There is no single culprit of high gas prices. It's actually a very intricate microcosm.
OPEC does determine the number of barrels that pumped and sent from the Middle East. But that is only one part of the issue. It's actually sort of a self fueling problem.
When energy prices are higher it costs more to ship the oil (which in turn increases the price of gas indirectly). Then as business taxes are increased the oil companies must raise prices to cover their costs. The same thing happens every time minimum wage is increased. There are also seasonal cycles. Before summer oil refining is cut back to do regular maintenance on equipment, this is done to prepare for the summer rush.

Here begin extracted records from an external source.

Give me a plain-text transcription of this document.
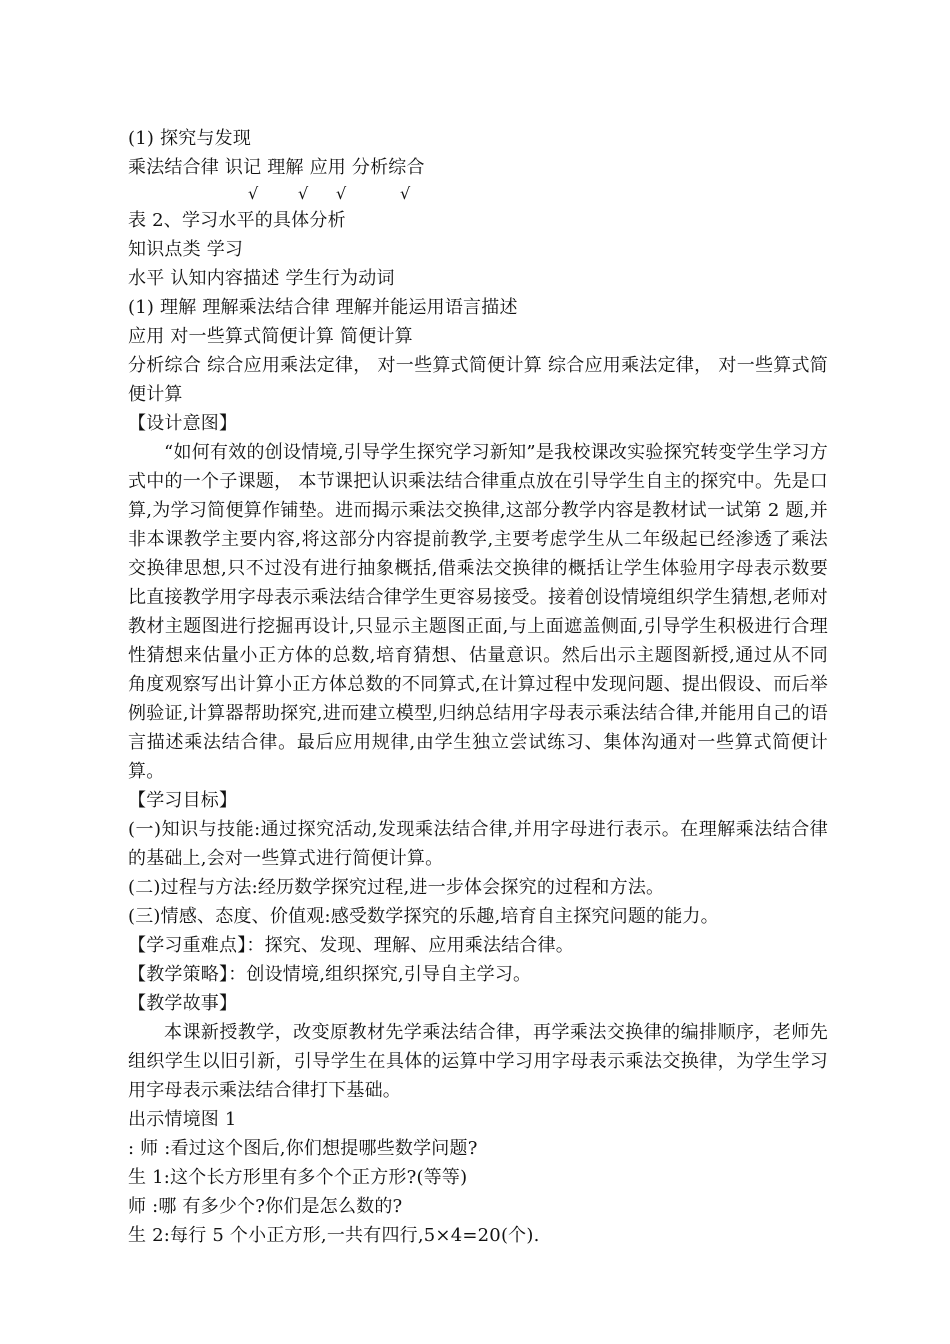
(1) 探究与发现
乘法结合律 识记 理解 应用 分析综合
√ √ √	√
表 2、学习水平的具体分析
知识点类 学习
水平 认知内容描述 学生行为动词
(1) 理解 理解乘法结合律 理解并能运用语言描述
应用 对一些算式简便计算 简便计算
分析综合 综合应用乘法定律， 对一些算式简便计算 综合应用乘法定律， 对一些算式简便计算
【设计意图】
“如何有效的创设情境,引导学生探究学习新知”是我校课改实验探究转变学生学习方式中的一个子课题， 本节课把认识乘法结合律重点放在引导学生自主的探究中。先是口算,为学习简便算作铺垫。进而揭示乘法交换律,这部分教学内容是教材试一试第 2 题,并非本课教学主要内容,将这部分内容提前教学,主要考虑学生从二年级起已经渗透了乘法交换律思想,只不过没有进行抽象概括,借乘法交换律的概括让学生体验用字母表示数要比直接教学用字母表示乘法结合律学生更容易接受。接着创设情境组织学生猜想,老师对教材主题图进行挖掘再设计,只显示主题图正面,与上面遮盖侧面,引导学生积极进行合理性猜想来估量小正方体的总数,培育猜想、估量意识。然后出示主题图新授,通过从不同角度观察写出计算小正方体总数的不同算式,在计算过程中发现问题、提出假设、而后举例验证,计算器帮助探究,进而建立模型,归纳总结用字母表示乘法结合律,并能用自己的语言描述乘法结合律。最后应用规律,由学生独立尝试练习、集体沟通对一些算式简便计算。
【学习目标】
(一)知识与技能:通过探究活动,发现乘法结合律,并用字母进行表示。在理解乘法结合律的基础上,会对一些算式进行简便计算。
(二)过程与方法:经历数学探究过程,进一步体会探究的过程和方法。
(三)情感、态度、价值观:感受数学探究的乐趣,培育自主探究问题的能力。
【学习重难点】：探究、发现、理解、应用乘法结合律。
【教学策略】：创设情境,组织探究,引导自主学习。
【教学故事】
本课新授教学，改变原教材先学乘法结合律，再学乘法交换律的编排顺序，老师先组织学生以旧引新，引导学生在具体的运算中学习用字母表示乘法交换律，为学生学习用字母表示乘法结合律打下基础。
出示情境图 1
: 师 :看过这个图后,你们想提哪些数学问题?
生 1:这个长方形里有多个个正方形?(等等)
师 :哪 有多少个?你们是怎么数的?
生 2:每行 5 个小正方形,一共有四行,5×4=20(个).
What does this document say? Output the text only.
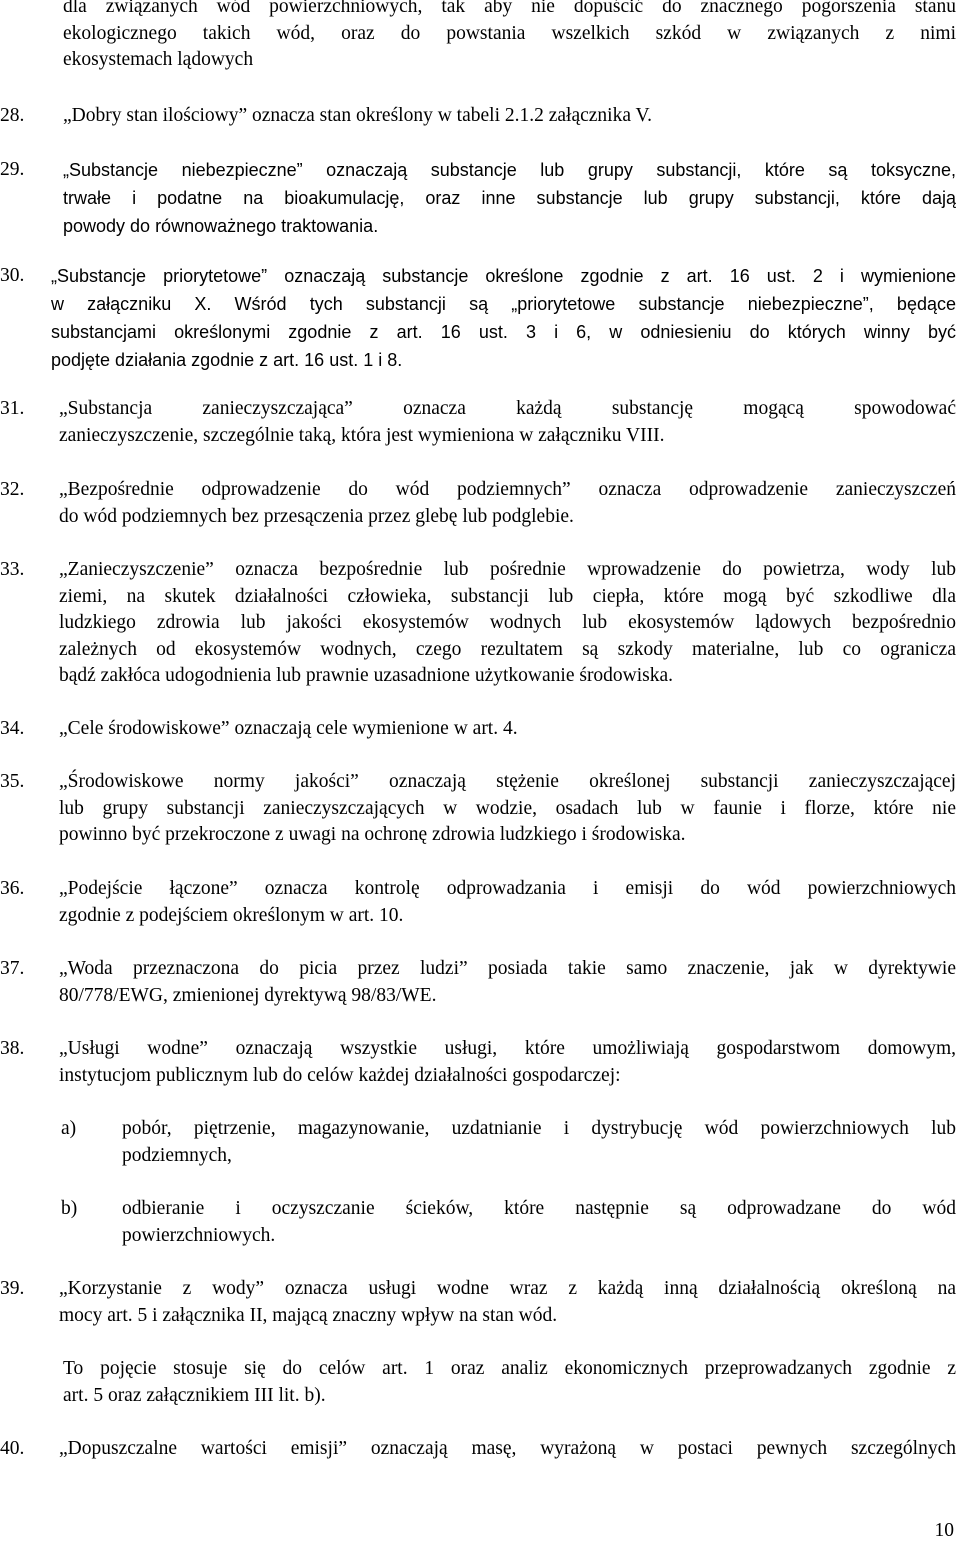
dla związanych wód powierzchniowych, tak aby nie dopuścić do znacznego pogorszenia stanu
ekologicznego takich wód, oraz do powstania wszelkich szkód w związanych z nimi
ekosystemach lądowych
28. „Dobry stan ilościowy” oznacza stan określony w tabeli 2.1.2 załącznika V.
29. „Substancje niebezpieczne” oznaczają substancje lub grupy substancji, które są toksyczne,
trwałe i podatne na bioakumulację, oraz inne substancje lub grupy substancji, które dają
powody do równoważnego traktowania.
30. „Substancje priorytetowe” oznaczają substancje określone zgodnie z art. 16 ust. 2 i wymienione
w załączniku X. Wśród tych substancji są „priorytetowe substancje niebezpieczne”, będące
substancjami określonymi zgodnie z art. 16 ust. 3 i 6, w odniesieniu do których winny być
podjęte działania zgodnie z art. 16 ust. 1 i 8.
31. „Substancja zanieczyszczająca” oznacza każdą substancję mogącą spowodować
zanieczyszczenie, szczególnie taką, która jest wymieniona w załączniku VIII.
32. „Bezpośrednie odprowadzenie do wód podziemnych” oznacza odprowadzenie zanieczyszczeń
do wód podziemnych bez przesączenia przez glebę lub podglebie.
33. „Zanieczyszczenie” oznacza bezpośrednie lub pośrednie wprowadzenie do powietrza, wody lub
ziemi, na skutek działalności człowieka, substancji lub ciepła, które mogą być szkodliwe dla
ludzkiego zdrowia lub jakości ekosystemów wodnych lub ekosystemów lądowych bezpośrednio
zależnych od ekosystemów wodnych, czego rezultatem są szkody materialne, lub co ogranicza
bądź zakłóca udogodnienia lub prawnie uzasadnione użytkowanie środowiska.
34. „Cele środowiskowe” oznaczają cele wymienione w art. 4.
35. „Środowiskowe normy jakości” oznaczają stężenie określonej substancji zanieczyszczającej
lub grupy substancji zanieczyszczających w wodzie, osadach lub w faunie i florze, które nie
powinno być przekroczone z uwagi na ochronę zdrowia ludzkiego i środowiska.
36. „Podejście łączone” oznacza kontrolę odprowadzania i emisji do wód powierzchniowych
zgodnie z podejściem określonym w art. 10.
37. „Woda przeznaczona do picia przez ludzi” posiada takie samo znaczenie, jak w dyrektywie
80/778/EWG, zmienionej dyrektywą 98/83/WE.
38. „Usługi wodne” oznaczają wszystkie usługi, które umożliwiają gospodarstwom domowym,
instytucjom publicznym lub do celów każdej działalności gospodarczej:
a) pobór, piętrzenie, magazynowanie, uzdatnianie i dystrybucję wód powierzchniowych lub
podziemnych,
b) odbieranie i oczyszczanie ścieków, które następnie są odprowadzane do wód
powierzchniowych.
39. „Korzystanie z wody” oznacza usługi wodne wraz z każdą inną działalnością określoną na
mocy art. 5 i załącznika II, mającą znaczny wpływ na stan wód.
To pojęcie stosuje się do celów art. 1 oraz analiz ekonomicznych przeprowadzanych zgodnie z
art. 5 oraz załącznikiem III lit. b).
40. „Dopuszczalne wartości emisji” oznaczają masę, wyrażoną w postaci pewnych szczególnych
10
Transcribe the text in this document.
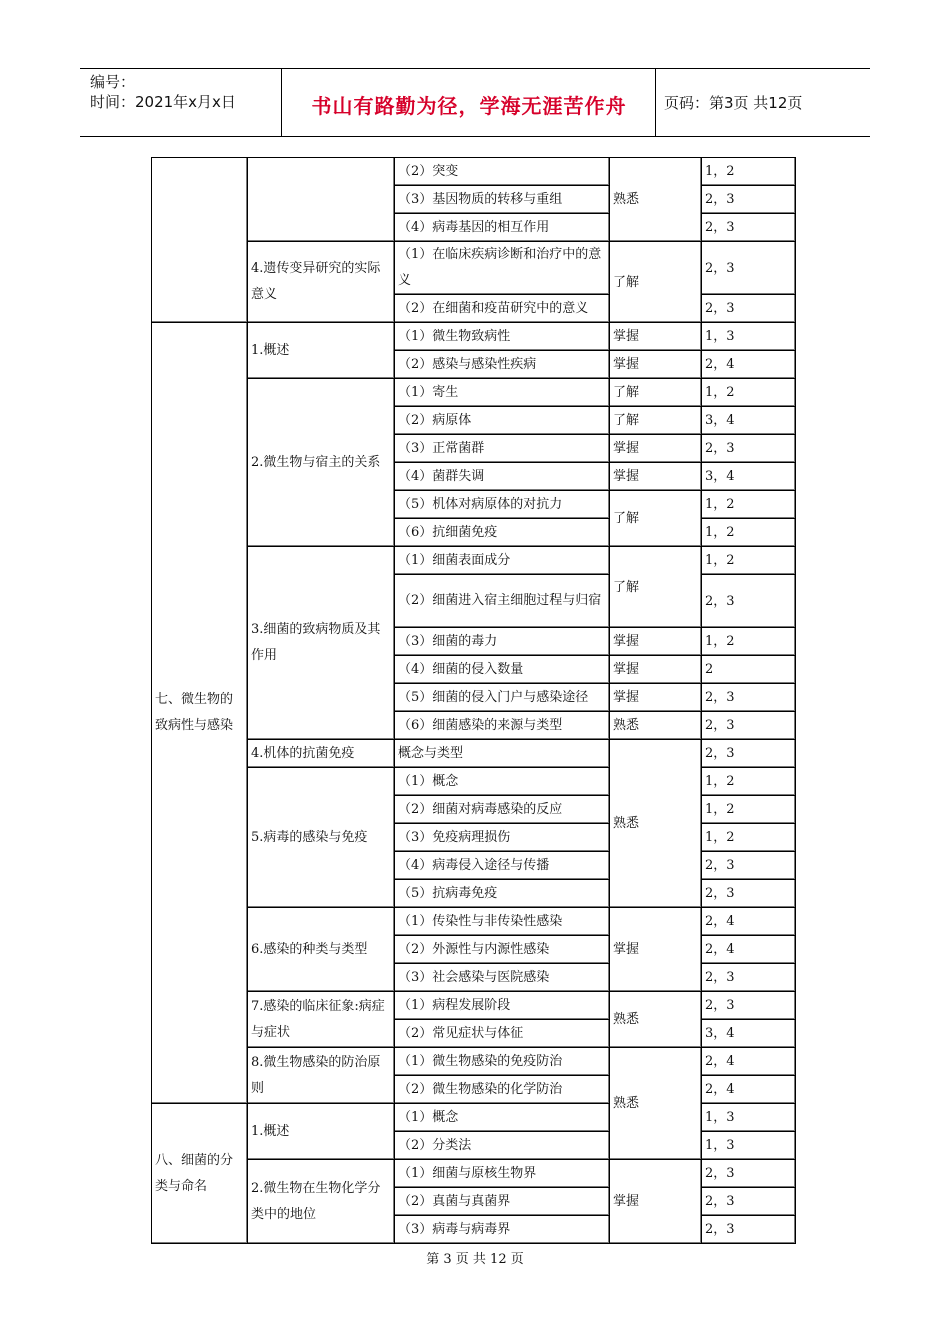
编号：
时间：2021年x月x日	书山有路勤为径，学海无涯苦作舟	页码：第3页 共12页
		（2）突变	熟悉	1，2
		（3）基因物质的转移与重组		2，3
		（4）病毒基因的相互作用		2，3
	4.遗传变异研究的实际意义	（1）在临床疾病诊断和治疗中的意义	了解	2，3
		（2）在细菌和疫苗研究中的意义		2，3
七、微生物的致病性与感染	1.概述	（1）微生物致病性	掌握	1，3
		（2）感染与感染性疾病	掌握	2，4
	2.微生物与宿主的关系	（1）寄生	了解	1，2
		（2）病原体	了解	3，4
		（3）正常菌群	掌握	2，3
		（4）菌群失调	掌握	3，4
		（5）机体对病原体的对抗力	了解	1，2
		（6）抗细菌免疫		1，2
	3.细菌的致病物质及其作用	（1）细菌表面成分	了解	1，2
		（2）细菌进入宿主细胞过程与归宿		2，3
		（3）细菌的毒力	掌握	1，2
		（4）细菌的侵入数量	掌握	2
		（5）细菌的侵入门户与感染途径	掌握	2，3
		（6）细菌感染的来源与类型	熟悉	2，3
	4.机体的抗菌免疫	概念与类型	熟悉	2，3
	5.病毒的感染与免疫	（1）概念		1，2
		（2）细菌对病毒感染的反应		1，2
		（3）免疫病理损伤		1，2
		（4）病毒侵入途径与传播		2，3
		（5）抗病毒免疫		2，3
	6.感染的种类与类型	（1）传染性与非传染性感染	掌握	2，4
		（2）外源性与内源性感染		2，4
		（3）社会感染与医院感染		2，3
	7.感染的临床征象:病症与症状	（1）病程发展阶段	熟悉	2，3
		（2）常见症状与体征		3，4
	8.微生物感染的防治原则	（1）微生物感染的免疫防治	熟悉	2，4
		（2）微生物感染的化学防治		2，4
八、细菌的分类与命名	1.概述	（1）概念		1，3
		（2）分类法		1，3
	2.微生物在生物化学分类中的地位	（1）细菌与原核生物界	掌握	2，3
		（2）真菌与真菌界		2，3
		（3）病毒与病毒界		2，3
第 3 页 共 12 页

Then there is the issue of demand. There was a lot more demand this time two years ago then there is now. Some of the reasons include the increase of fuel efficient vehicles on the road, higher unemployment so that many people aren't driving to work every day, and a lot of people are cutting back on costs which means less vehicle travel. So as a nation we are consuming less than before which means that costs will go down.
Then there is a matter of state and federal taxes. The state and federal government make more money per gallon then the gas companies. Cutting local taxes would cause a dramatic difference in the price per gallon. The taxes you pay per gallon should be listed at the gas station somewhere. The federal government takes something like 18 cents per gallon and the state and local taxes are generally much higher (25-30 cents per gallon).
But there is one other thing to consider. Not all our oil comes from the Middle East. Canada and Mexico are the other two major oil sources. Any variation in the amount of oil they import could have a noticeable affect on our gas prices.